Supervivencia – Por José David Santos

   

Coalición Canaria -creo que es la tercera o cuarta vez que la defino así- es gatopardista o lampedusista de pro. Aquella idea que se ponía en boca de uno de los protagonistas de la novela El Gatopardo del siciliano Lampedusa, que señalaba que la política es el arte de cambiarlo todo para que no todo siga igual, empieza a estar grabada a fuego en el ADN de los nacionalistas canarios y eso, me temo, que antes se veía como virtud dialéctica para llevarse bien con todos y acumular poder año tras año, comienza a ser un lastre inusual para una formación política. El último episodio es el asunto de la Fundación CajaCanarias. En un primer momento, el órdago del Gobierno de Canarias de querer tutelar lo que queda de la otrora caja de ahorros fue contestada desde CC con silencio de puertas a fuera y con reproches y amenazas de puertas adentro. Sobre todo, los nacionalistas en Tenerife veían la acción del Ejecutivo de Paulino Rivero como una maniobra más de querer acaparar poder dejándolos a ellos a los pies de los caballos, toda vez que los hasta ahora rectores de la citada fundación conforman parte del núcleo duro de la sociedad tinerfeña, y es en Tenerife donde las siglas de CC parece que empiezan a estar, por primera vez, cuestionadas como eje de la vida social, política y económica de la Isla. De puertas adentro -Coalición Canaria lava bien sus trapos sucios en silencio mediático- el ataque a los acólitos de Rivero ha sido muy duro, exigiendo responsabilidades, achacándoles un error garrafal en la decisión de intervenir, espetándoles que las medidas importantes no se consultan al partido, etcétera. Con todo, y ante la posibilidad de que salir a la calle con ese discurso pondría en peligro el conjunto del partido, al final CC en Tenerife emite un comunicado diciendo que apoya la acción del Gobierno y que si hay conflicto que lo resuelvan los tribunales.
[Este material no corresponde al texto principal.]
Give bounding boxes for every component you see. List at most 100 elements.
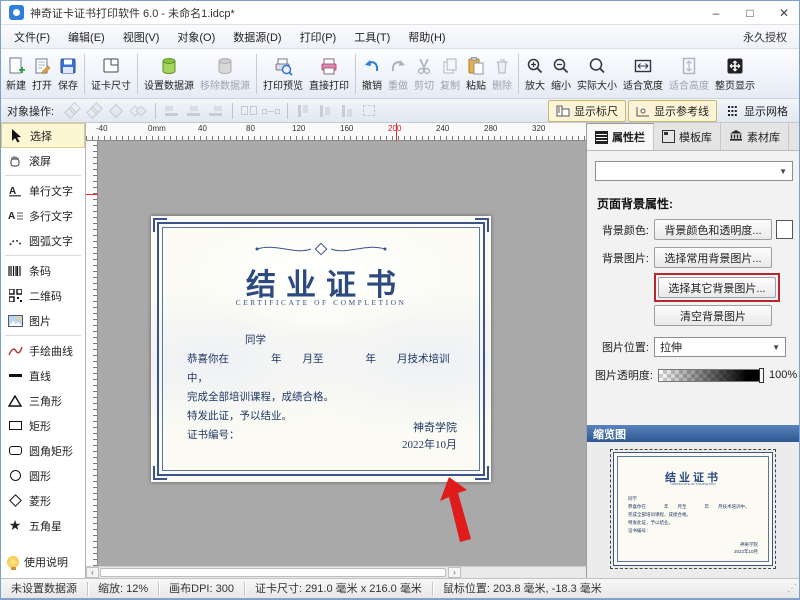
scroll-right-icon[interactable]: ›	[448, 567, 461, 578]
menu-help[interactable]: 帮助(H)	[399, 26, 454, 48]
thumbnail-header: 缩览图	[587, 425, 800, 442]
menu-print[interactable]: 打印(P)	[291, 26, 346, 48]
resize-grip-icon[interactable]: ⋰	[787, 583, 800, 594]
set-datasource-button[interactable]: 设置数据源	[141, 54, 197, 94]
tool-star[interactable]: ★ 五角星	[1, 513, 85, 538]
cut-icon	[414, 56, 434, 76]
show-grid-button[interactable]: 显示网格	[719, 101, 795, 121]
slider-handle[interactable]	[759, 368, 764, 383]
whole-page-button[interactable]: 整页显示	[712, 54, 758, 94]
thumbnail-certificate[interactable]: 结业证书 CERTIFICATE OF COMPLETION 同学 恭喜你在 年…	[613, 452, 773, 566]
toolbar-label: 直接打印	[309, 77, 349, 92]
open-button[interactable]: 打开	[29, 54, 55, 94]
scroll-thumb[interactable]	[100, 568, 446, 577]
tool-diamond[interactable]: 菱形	[1, 488, 85, 513]
view-button-label: 显示标尺	[574, 103, 618, 119]
tool-barcode[interactable]: 条码	[1, 258, 85, 283]
scroll-left-icon[interactable]: ‹	[86, 567, 99, 578]
menu-tools[interactable]: 工具(T)	[345, 26, 399, 48]
maximize-button[interactable]: □	[733, 1, 767, 24]
horizontal-ruler: -40 0mm 40 80 120 160 200 240 280 320	[86, 123, 586, 141]
undo-button[interactable]: 撤销	[359, 54, 385, 94]
help-item[interactable]: 使用说明	[1, 554, 86, 570]
status-datasource: 未设置数据源	[1, 582, 88, 596]
canvas-hscrollbar[interactable]: ‹ ›	[86, 566, 586, 578]
tool-label: 手绘曲线	[29, 343, 73, 359]
card-size-button[interactable]: 证卡尺寸	[88, 54, 134, 94]
card-size-icon	[101, 56, 121, 76]
paste-button[interactable]: 粘贴	[463, 54, 489, 94]
objectbar-separator	[232, 103, 233, 119]
tool-sidebar: 选择 滚屏 A 单行文字 A 多行文字 圆弧文字 条码 二维码	[1, 123, 86, 578]
delete-icon	[492, 56, 512, 76]
toolbar-label: 粘贴	[466, 77, 486, 92]
tool-select[interactable]: 选择	[1, 123, 85, 148]
menu-edit[interactable]: 编辑(E)	[59, 26, 114, 48]
whole-page-icon	[725, 56, 745, 76]
tool-label: 图片	[29, 313, 51, 329]
menu-file[interactable]: 文件(F)	[5, 26, 59, 48]
tool-line[interactable]: 直线	[1, 363, 85, 388]
copy-button: 复制	[437, 54, 463, 94]
tab-material-library[interactable]: 素材库	[721, 123, 789, 150]
save-button[interactable]: 保存	[55, 54, 81, 94]
bg-color-swatch[interactable]	[776, 220, 793, 239]
menu-datasource[interactable]: 数据源(D)	[224, 26, 290, 48]
object-selector-combobox[interactable]: ▼	[595, 161, 793, 181]
image-icon	[7, 313, 23, 329]
zoom-in-button[interactable]: 放大	[522, 54, 548, 94]
tool-rounded-rect[interactable]: 圆角矩形	[1, 438, 85, 463]
close-button[interactable]: ✕	[767, 1, 800, 24]
tool-arc-text[interactable]: 圆弧文字	[1, 228, 85, 253]
choose-other-bg-button[interactable]: 选择其它背景图片...	[658, 277, 776, 298]
tool-scroll[interactable]: 滚屏	[1, 148, 85, 173]
tool-freehand[interactable]: 手绘曲线	[1, 338, 85, 363]
actual-size-button[interactable]: 实际大小	[574, 54, 620, 94]
ruler-label: 80	[246, 124, 255, 133]
tool-image[interactable]: 图片	[1, 308, 85, 333]
toolbar-label: 整页显示	[715, 77, 755, 92]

Pues malo. Malo porque, en el fondo, nos están diciendo a los ciudadanos que lo que les mueve a la acción política no es ninguna convicción (compartida o no por muchos o pocos), sino mantenerse en esa dichosa supervivencia que Lampedusa, en la novela, y Visconti, en el cine, retrataron tan bien. La pena es que en CC, que yo sepa, no hay siquiera la visión despegada y visionaria del viejo príncipe de Salina.